LAS CRUCES - Debate on Capitol Hill last week over the controversial Livestock Grazing Act of 1995 brought strong testimony from the livestock industry and well-designed presentations from environmental and wildlife groups, said a New Mexico State University agricultural economics professor.


John Fowler was one of only two economists invited to Washington, D.C. to testify July 11 before members of the House of Representatives subcommittee on national parks, forests and lands.

The Livestock Grazing Act was designed to provide stability for ranchers, federal lands and rural Western communities and includes provisions that deal with such issues as grazing fees, ownership of land improvements and advisory boards, Fowler said.

The act is up against an Aug. 21 deadline when Interior Secretary Bruce Babbitt's rangeland reform is scheduled to go into effect. The grazing fee portion has been separated from the reform to allow Congress to act. If the Livestock Grazing Act is not passed by Aug. 21, the grazing fee would continue to be calculated from the 1978 Public Rangeland Improvement Act formula, as directed by an executive order.

Fowler provided the subcommittee with information about the Livestock Grazing Act's proposed grazing fee formula. "There was very strong discussion and interchange in front of a well- informed committee," Fowler said. "It's a long, comprehensive bill with room for bargaining and negotiations on both sides."

Fowler said he spoke about how the formula could be changed and what sources of information could be used to make the market -based formula more synchronized with current pricing trends.

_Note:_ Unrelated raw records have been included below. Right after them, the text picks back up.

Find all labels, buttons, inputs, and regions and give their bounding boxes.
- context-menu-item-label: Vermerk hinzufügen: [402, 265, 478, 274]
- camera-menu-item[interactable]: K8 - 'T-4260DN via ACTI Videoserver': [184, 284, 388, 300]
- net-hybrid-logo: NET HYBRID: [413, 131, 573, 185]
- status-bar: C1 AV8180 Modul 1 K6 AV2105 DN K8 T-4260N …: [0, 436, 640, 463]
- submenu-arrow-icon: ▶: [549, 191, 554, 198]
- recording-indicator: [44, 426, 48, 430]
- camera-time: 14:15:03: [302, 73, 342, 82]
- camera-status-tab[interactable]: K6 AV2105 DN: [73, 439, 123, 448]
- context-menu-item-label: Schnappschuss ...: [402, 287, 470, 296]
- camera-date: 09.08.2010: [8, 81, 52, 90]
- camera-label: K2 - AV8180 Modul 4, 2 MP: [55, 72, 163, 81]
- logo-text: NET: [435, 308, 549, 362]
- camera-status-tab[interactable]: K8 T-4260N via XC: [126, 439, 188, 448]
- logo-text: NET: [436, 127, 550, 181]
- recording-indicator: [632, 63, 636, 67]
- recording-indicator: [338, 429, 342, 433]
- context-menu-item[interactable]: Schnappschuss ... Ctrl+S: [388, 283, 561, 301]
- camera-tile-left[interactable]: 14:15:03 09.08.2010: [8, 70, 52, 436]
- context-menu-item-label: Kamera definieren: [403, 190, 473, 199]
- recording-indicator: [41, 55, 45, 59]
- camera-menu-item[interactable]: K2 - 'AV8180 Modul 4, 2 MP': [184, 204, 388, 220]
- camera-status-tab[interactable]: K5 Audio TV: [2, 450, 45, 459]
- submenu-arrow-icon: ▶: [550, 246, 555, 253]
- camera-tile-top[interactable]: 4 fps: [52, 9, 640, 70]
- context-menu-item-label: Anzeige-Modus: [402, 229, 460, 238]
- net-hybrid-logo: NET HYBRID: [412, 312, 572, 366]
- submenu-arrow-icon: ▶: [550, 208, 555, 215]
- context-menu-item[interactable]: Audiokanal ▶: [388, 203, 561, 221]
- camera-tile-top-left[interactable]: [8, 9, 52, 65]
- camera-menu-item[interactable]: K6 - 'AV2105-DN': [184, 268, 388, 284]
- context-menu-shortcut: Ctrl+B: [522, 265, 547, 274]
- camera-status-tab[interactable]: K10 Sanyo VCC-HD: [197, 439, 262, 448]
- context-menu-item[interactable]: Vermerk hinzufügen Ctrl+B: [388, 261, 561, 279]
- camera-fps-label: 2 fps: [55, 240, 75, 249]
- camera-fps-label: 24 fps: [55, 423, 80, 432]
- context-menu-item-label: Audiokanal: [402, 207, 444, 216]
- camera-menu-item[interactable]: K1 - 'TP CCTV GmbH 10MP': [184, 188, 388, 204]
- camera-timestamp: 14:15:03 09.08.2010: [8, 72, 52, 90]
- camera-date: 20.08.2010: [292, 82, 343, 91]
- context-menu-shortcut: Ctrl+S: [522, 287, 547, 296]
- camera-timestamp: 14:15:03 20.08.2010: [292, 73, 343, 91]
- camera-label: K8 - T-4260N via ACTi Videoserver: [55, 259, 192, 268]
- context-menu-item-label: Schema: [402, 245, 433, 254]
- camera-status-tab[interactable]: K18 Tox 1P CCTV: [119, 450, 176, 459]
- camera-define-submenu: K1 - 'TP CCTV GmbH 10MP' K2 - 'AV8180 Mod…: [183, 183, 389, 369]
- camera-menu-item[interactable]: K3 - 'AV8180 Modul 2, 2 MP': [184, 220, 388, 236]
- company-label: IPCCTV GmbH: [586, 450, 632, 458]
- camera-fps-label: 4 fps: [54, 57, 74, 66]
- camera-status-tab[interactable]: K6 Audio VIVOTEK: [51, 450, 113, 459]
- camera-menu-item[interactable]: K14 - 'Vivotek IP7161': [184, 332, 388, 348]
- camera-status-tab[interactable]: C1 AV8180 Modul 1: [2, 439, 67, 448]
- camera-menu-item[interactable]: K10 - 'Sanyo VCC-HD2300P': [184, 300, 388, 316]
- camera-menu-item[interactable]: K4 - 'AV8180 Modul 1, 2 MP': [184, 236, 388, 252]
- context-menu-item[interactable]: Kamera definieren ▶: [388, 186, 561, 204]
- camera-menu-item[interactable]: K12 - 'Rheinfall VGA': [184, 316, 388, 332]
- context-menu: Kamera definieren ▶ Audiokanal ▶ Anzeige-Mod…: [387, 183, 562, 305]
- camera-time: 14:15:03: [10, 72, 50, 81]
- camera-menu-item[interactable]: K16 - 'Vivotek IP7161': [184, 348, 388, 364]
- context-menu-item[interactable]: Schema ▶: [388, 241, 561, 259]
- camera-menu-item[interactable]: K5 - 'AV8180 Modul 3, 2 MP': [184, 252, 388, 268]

"I thought the initial formula concept, which works as a 6-percent gross receipts tax on the value of products sold, had merit," he said. "But I had a problem with the time lag between collected and published data. Instead of using an average of prices for the most current three years, it used data that created a three-year lag." Fowler said he suggested ways to use the most current price information.

"There's not many working days left before the Aug. 21 deadline, so this legislation is on the fast track," he said.

Fowler had testified last month before the U.S. Senate with Frank DuBois, New Mexico Secretary of Agriculture, and Bud Eppers, New Mexico Public Land Council president.